In summary, our chemical investigation of the marine-derived fungal isolate P. glabrum SF-7123 resulted in the isolation and identification of five secondary metabolites, including one new fungal metabolite named 9-O-methylneuchromenin (1). Although several biological activities of some known metabolites described in this study have already been reported, their anti-inflammatory, anti-neuroinflammatory, and PTP1B inhibitory effects had not yet been investigated. Our results demonstrated that compounds 2, 4, and 5 inhibited LPS-induced overproduction of NO and PGE₂ in BV2 microglial and RAW264.7 macrophage cells.
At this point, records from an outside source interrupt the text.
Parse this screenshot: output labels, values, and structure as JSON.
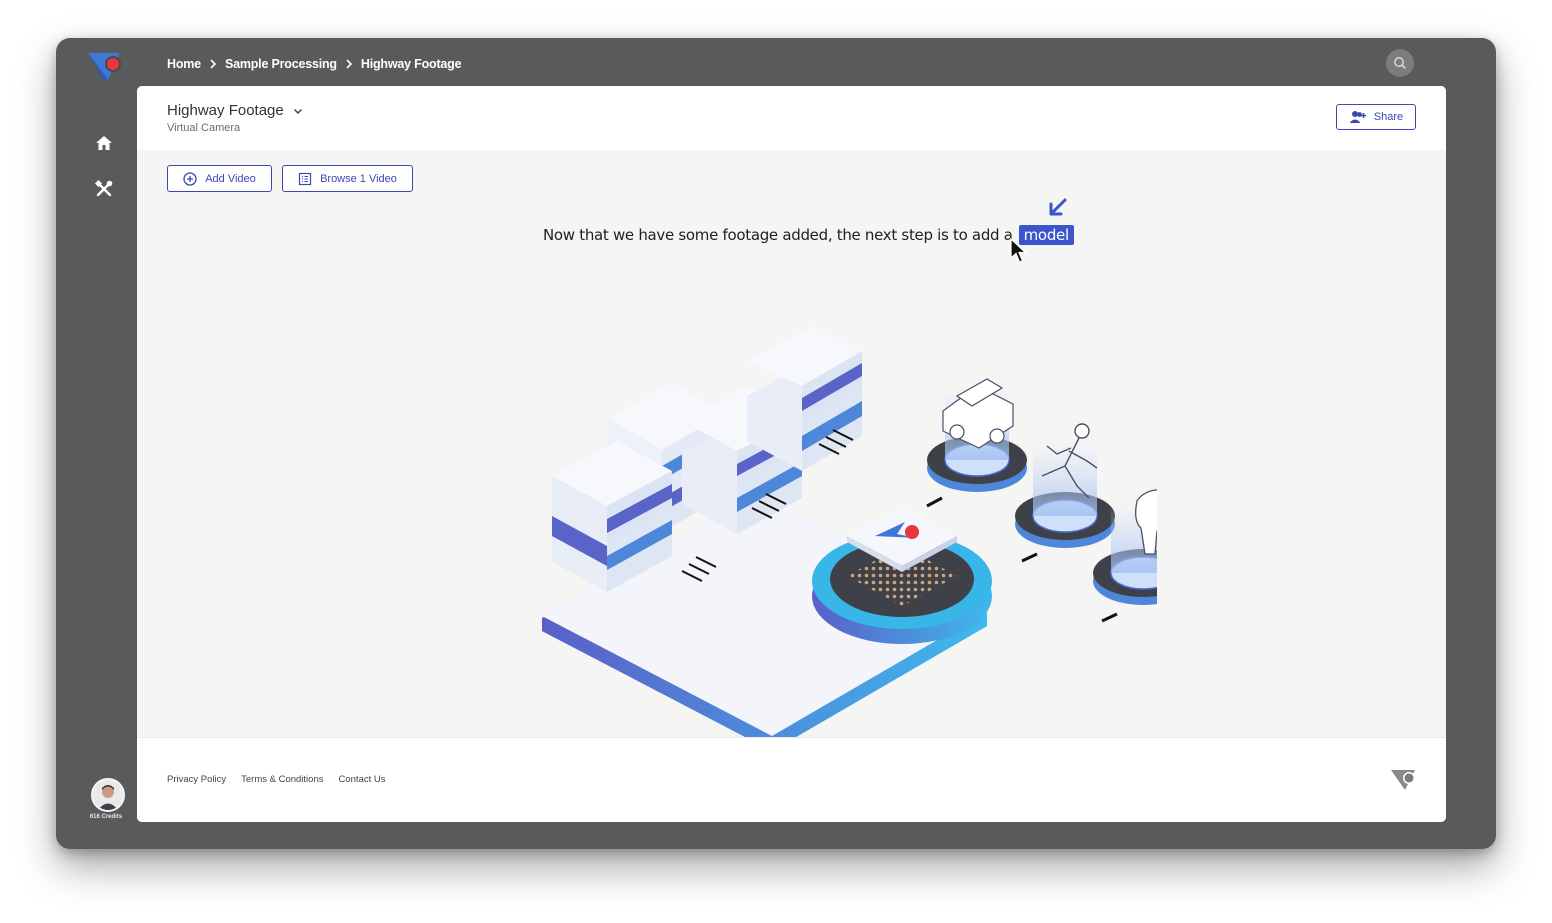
{
  "breadcrumb": {
    "items": [
      "Home",
      "Sample Processing",
      "Highway Footage"
    ]
  },
  "sidebar": {
    "items": [
      {
        "name": "home",
        "icon": "home-icon"
      },
      {
        "name": "tools",
        "icon": "tools-icon"
      }
    ],
    "credits": "616 Credits"
  },
  "header": {
    "title": "Highway Footage",
    "subtitle": "Virtual Camera",
    "share_label": "Share"
  },
  "toolbar": {
    "add_video_label": "Add Video",
    "browse_label": "Browse 1 Video"
  },
  "onboarding": {
    "message": "Now that we have some footage added, the next step is to add a",
    "link_label": "model"
  },
  "footer": {
    "links": [
      "Privacy Policy",
      "Terms & Conditions",
      "Contact Us"
    ]
  },
  "colors": {
    "accent": "#3b48b0",
    "highlight": "#3d55cc",
    "brand_red": "#e8383d",
    "window_bg": "#595a5a"
  }
}
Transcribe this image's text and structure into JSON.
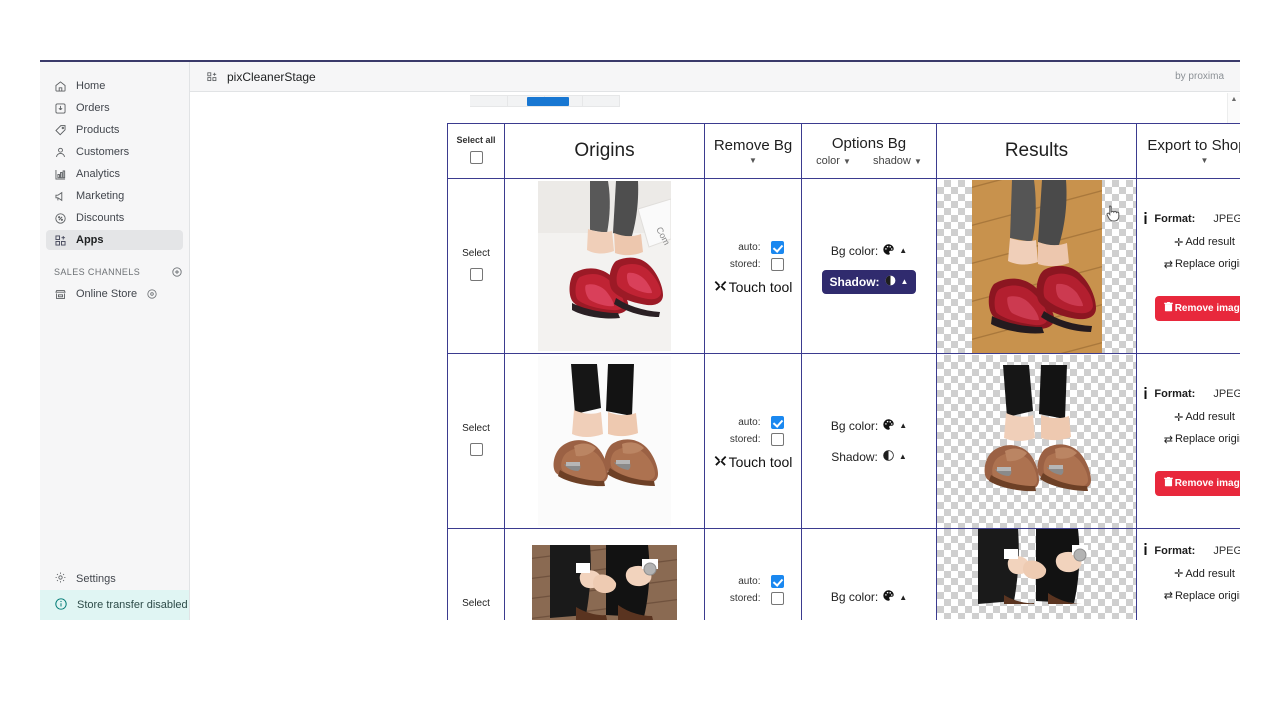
{
  "sidebar": {
    "items": [
      {
        "label": "Home",
        "icon": "home-icon"
      },
      {
        "label": "Orders",
        "icon": "orders-icon"
      },
      {
        "label": "Products",
        "icon": "products-tag-icon"
      },
      {
        "label": "Customers",
        "icon": "customers-person-icon"
      },
      {
        "label": "Analytics",
        "icon": "analytics-bars-icon"
      },
      {
        "label": "Marketing",
        "icon": "marketing-megaphone-icon"
      },
      {
        "label": "Discounts",
        "icon": "discounts-percent-icon"
      },
      {
        "label": "Apps",
        "icon": "apps-grid-icon"
      }
    ],
    "section_title": "SALES CHANNELS",
    "channels": [
      {
        "label": "Online Store",
        "icon": "online-store-icon"
      }
    ],
    "settings_label": "Settings",
    "transfer_label": "Store transfer disabled"
  },
  "topbar": {
    "app_title": "pixCleanerStage",
    "byline": "by proxima"
  },
  "table": {
    "headers": {
      "select_all": "Select all",
      "origins": "Origins",
      "remove_bg": "Remove Bg",
      "options_bg": "Options Bg",
      "options_color": "color",
      "options_shadow": "shadow",
      "results": "Results",
      "export": "Export to Shopify"
    },
    "rows": [
      {
        "select_label": "Select",
        "select_checked": false,
        "auto_label": "auto:",
        "auto_checked": true,
        "stored_label": "stored:",
        "stored_checked": false,
        "touch_tool_label": "Touch tool",
        "bg_color_label": "Bg color:",
        "bg_color_active": false,
        "shadow_label": "Shadow:",
        "shadow_active": true,
        "format_label": "Format:",
        "format_value": "JPEG",
        "add_result_label": "Add result",
        "replace_origin_label": "Replace origin",
        "remove_image_label": "Remove image"
      },
      {
        "select_label": "Select",
        "select_checked": false,
        "auto_label": "auto:",
        "auto_checked": true,
        "stored_label": "stored:",
        "stored_checked": false,
        "touch_tool_label": "Touch tool",
        "bg_color_label": "Bg color:",
        "bg_color_active": false,
        "shadow_label": "Shadow:",
        "shadow_active": false,
        "format_label": "Format:",
        "format_value": "JPEG",
        "add_result_label": "Add result",
        "replace_origin_label": "Replace origin",
        "remove_image_label": "Remove image"
      },
      {
        "select_label": "Select",
        "select_checked": false,
        "auto_label": "auto:",
        "auto_checked": true,
        "stored_label": "stored:",
        "stored_checked": false,
        "bg_color_label": "Bg color:",
        "bg_color_active": false,
        "format_label": "Format:",
        "format_value": "JPEG",
        "add_result_label": "Add result",
        "replace_origin_label": "Replace origin"
      }
    ]
  },
  "colors": {
    "grid_border": "#3b3b8f",
    "active_button": "#302b6e",
    "remove_button": "#e8283c",
    "checkbox_checked": "#1a88f0",
    "scroll_thumb": "#1877d2",
    "banner_bg": "#e0f5f3"
  }
}
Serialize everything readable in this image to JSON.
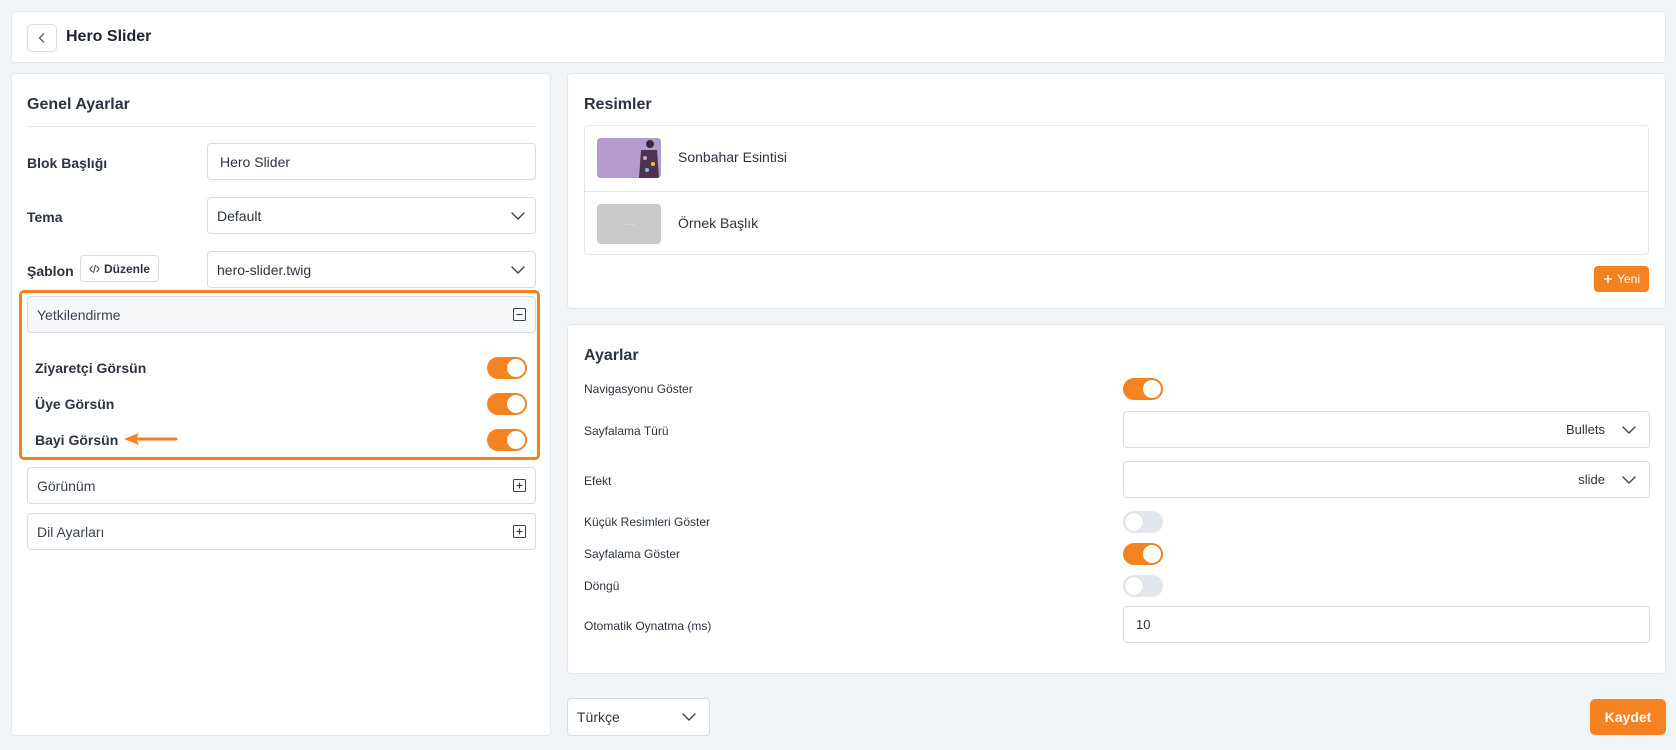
{
  "header": {
    "title": "Hero Slider"
  },
  "left": {
    "title": "Genel Ayarlar",
    "fields": {
      "block_title_label": "Blok Başlığı",
      "block_title_value": "Hero Slider",
      "theme_label": "Tema",
      "theme_value": "Default",
      "template_label": "Şablon",
      "edit_label": "Düzenle",
      "template_value": "hero-slider.twig"
    },
    "accordions": {
      "auth": {
        "title": "Yetkilendirme",
        "toggles": [
          {
            "label": "Ziyaretçi Görsün",
            "on": true
          },
          {
            "label": "Üye Görsün",
            "on": true
          },
          {
            "label": "Bayi Görsün",
            "on": true
          }
        ]
      },
      "view": {
        "title": "Görünüm"
      },
      "lang": {
        "title": "Dil Ayarları"
      }
    }
  },
  "images": {
    "title": "Resimler",
    "items": [
      {
        "name": "Sonbahar Esintisi"
      },
      {
        "name": "Örnek Başlık",
        "placeholder": "···"
      }
    ],
    "new_label": "Yeni"
  },
  "settings": {
    "title": "Ayarlar",
    "rows": {
      "nav_label": "Navigasyonu Göster",
      "nav_on": true,
      "pagination_type_label": "Sayfalama Türü",
      "pagination_type_value": "Bullets",
      "effect_label": "Efekt",
      "effect_value": "slide",
      "thumbs_label": "Küçük Resimleri Göster",
      "thumbs_on": false,
      "pagination_label": "Sayfalama Göster",
      "pagination_on": true,
      "loop_label": "Döngü",
      "loop_on": false,
      "autoplay_label": "Otomatik Oynatma (ms)",
      "autoplay_value": "10"
    }
  },
  "footer": {
    "language_value": "Türkçe",
    "save_label": "Kaydet"
  },
  "colors": {
    "accent": "#f58220",
    "background": "#f1f4f7",
    "border": "#d7dce2"
  }
}
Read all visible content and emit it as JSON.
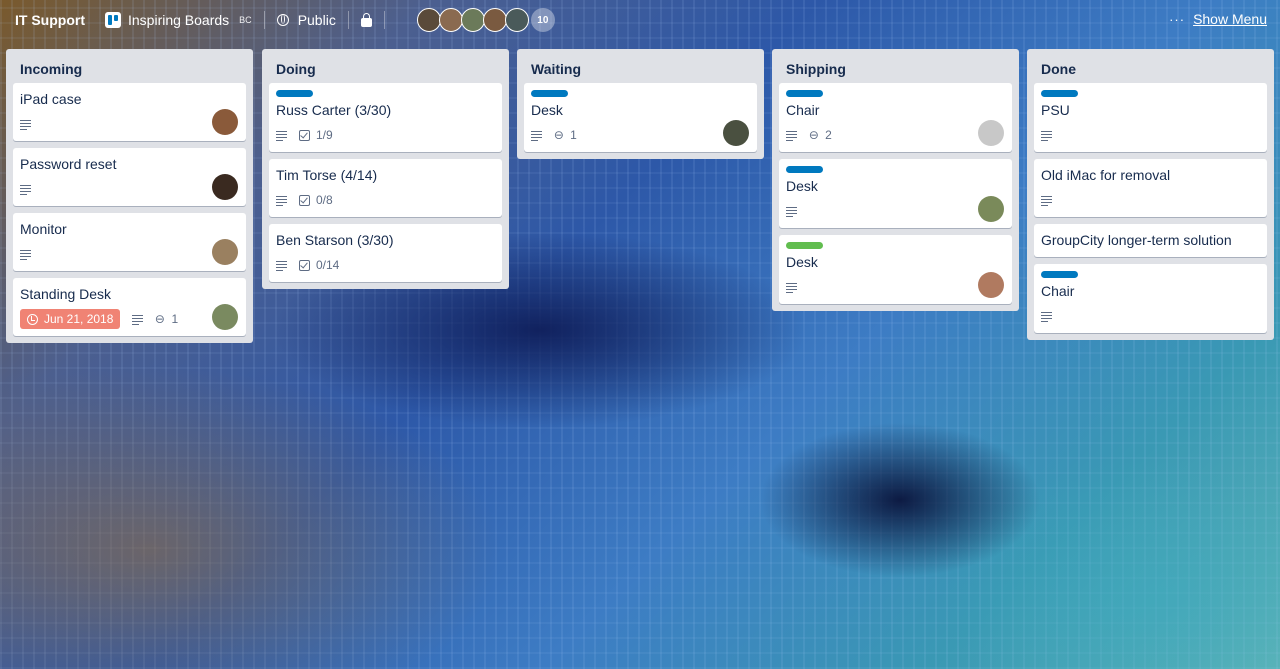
{
  "header": {
    "board_title": "IT Support",
    "org_name": "Inspiring Boards",
    "org_badge": "BC",
    "visibility": "Public",
    "member_count": "10",
    "menu_dots": "···",
    "menu_label": "Show Menu",
    "member_colors": [
      "#5a4a3a",
      "#8a6a50",
      "#6b7a5a",
      "#7a5a40",
      "#4a5a5a"
    ]
  },
  "lists": [
    {
      "name": "Incoming",
      "cards": [
        {
          "title": "iPad case",
          "avatar_color": "#8a5a3a"
        },
        {
          "title": "Password reset",
          "avatar_color": "#3a2a20"
        },
        {
          "title": "Monitor",
          "avatar_color": "#9a8060"
        },
        {
          "title": "Standing Desk",
          "due": "Jun 21, 2018",
          "attachments": "1",
          "avatar_color": "#7a8a60"
        }
      ]
    },
    {
      "name": "Doing",
      "cards": [
        {
          "title": "Russ Carter (3/30)",
          "label_color": "#0079bf",
          "checklist": "1/9"
        },
        {
          "title": "Tim Torse (4/14)",
          "checklist": "0/8"
        },
        {
          "title": "Ben Starson (3/30)",
          "checklist": "0/14"
        }
      ]
    },
    {
      "name": "Waiting",
      "cards": [
        {
          "title": "Desk",
          "label_color": "#0079bf",
          "attachments": "1",
          "avatar_color": "#4a5040"
        }
      ]
    },
    {
      "name": "Shipping",
      "cards": [
        {
          "title": "Chair",
          "label_color": "#0079bf",
          "attachments": "2",
          "avatar_color": "#c8c8c8"
        },
        {
          "title": "Desk",
          "label_color": "#0079bf",
          "avatar_color": "#7a8a5a"
        },
        {
          "title": "Desk",
          "label_color": "#61bd4f",
          "avatar_color": "#b07a60"
        }
      ]
    },
    {
      "name": "Done",
      "cards": [
        {
          "title": "PSU",
          "label_color": "#0079bf"
        },
        {
          "title": "Old iMac for removal"
        },
        {
          "title": "GroupCity longer-term solution"
        },
        {
          "title": "Chair",
          "label_color": "#0079bf"
        }
      ]
    }
  ]
}
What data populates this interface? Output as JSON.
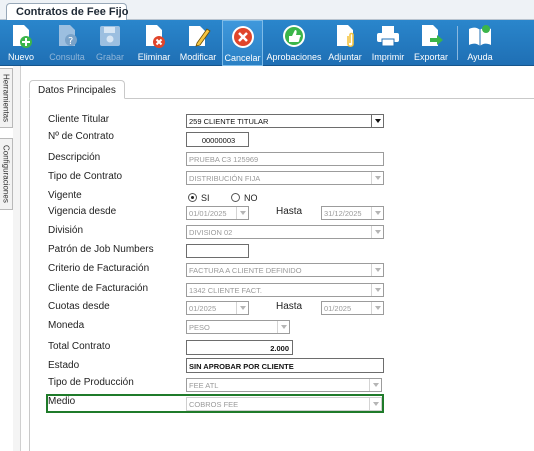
{
  "window": {
    "tab_title": "Contratos de Fee Fijo"
  },
  "toolbar": {
    "nuevo": "Nuevo",
    "consulta": "Consulta",
    "grabar": "Grabar",
    "eliminar": "Eliminar",
    "modificar": "Modificar",
    "cancelar": "Cancelar",
    "aprobaciones": "Aprobaciones",
    "adjuntar": "Adjuntar",
    "imprimir": "Imprimir",
    "exportar": "Exportar",
    "ayuda": "Ayuda"
  },
  "side_tabs": {
    "herramientas": "Herramientas",
    "configuraciones": "Configuraciones"
  },
  "panel": {
    "tab": "Datos Principales"
  },
  "form": {
    "cliente_titular": {
      "label": "Cliente Titular",
      "value": "259 CLIENTE TITULAR"
    },
    "nro_contrato": {
      "label": "Nº de Contrato",
      "value": "00000003"
    },
    "descripcion": {
      "label": "Descripción",
      "value": "PRUEBA C3 125969"
    },
    "tipo_contrato": {
      "label": "Tipo de Contrato",
      "value": "DISTRIBUCIÓN FIJA"
    },
    "vigente": {
      "label": "Vigente",
      "si": "SI",
      "no": "NO",
      "selected": "SI"
    },
    "vigencia": {
      "label": "Vigencia desde",
      "desde": "01/01/2025",
      "hasta_label": "Hasta",
      "hasta": "31/12/2025"
    },
    "division": {
      "label": "División",
      "value": "DIVISION 02"
    },
    "patron": {
      "label": "Patrón de Job Numbers",
      "value": ""
    },
    "criterio": {
      "label": "Criterio de Facturación",
      "value": "FACTURA A CLIENTE DEFINIDO"
    },
    "cliente_fact": {
      "label": "Cliente de Facturación",
      "value": "1342 CLIENTE FACT."
    },
    "cuotas": {
      "label": "Cuotas desde",
      "desde": "01/2025",
      "hasta_label": "Hasta",
      "hasta": "01/2025"
    },
    "moneda": {
      "label": "Moneda",
      "value": "PESO"
    },
    "total": {
      "label": "Total Contrato",
      "value": "2.000"
    },
    "estado": {
      "label": "Estado",
      "value": "SIN APROBAR POR CLIENTE"
    },
    "tipo_produccion": {
      "label": "Tipo de Producción",
      "value": "FEE ATL"
    },
    "medio": {
      "label": "Medio",
      "value": "COBROS FEE"
    }
  },
  "colors": {
    "toolbar": "#1f76bc",
    "highlight": "#1f7b2a",
    "cancel": "#e0452b"
  }
}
Among these compounds, compound 2 was identified as the most active compound. Furthermore, compound 2 attenuated the mRNA expression of pro-inflammatory cytokines and the protein expression of iNOS and COX-2 in BV2 and RAW264.7 cells. Furthermore, the inhibitory effects of 2 were associated with the inactivation of NF-κB and p38 MAPK pathways. It is noteworthy that a minor modification of the dihydropyranobenzopyranone skeleton in compounds 1 and 2 produced a significant variation in the anti-inflammatory effect in the cellular models considered. This result suggests that this class of compound should be the subject of further investigation, particularly regarding structure and activity relationship. In addition, compounds 4 and 5, which, respectively, are dihydropyranochromenone- and benzoylpyronone-type metabolites, have properties that suggest their pharmacologically evaluation for the treatment of diseases related to the regulation of PTP1B activity. According to the Michaelis –Menten kinetic model, compound 4 was identified as a noncompetitive inhibitor of the PTP1B enzyme, and compound 5 appeared to be a competitive inhibitor of this enzyme. Thus, this study demonstrates the potential value of marine-derived fungal isolates as a bioresource for bioactive compounds. The metabolites identified in this study should be further evaluated for their putative pharmacological properties.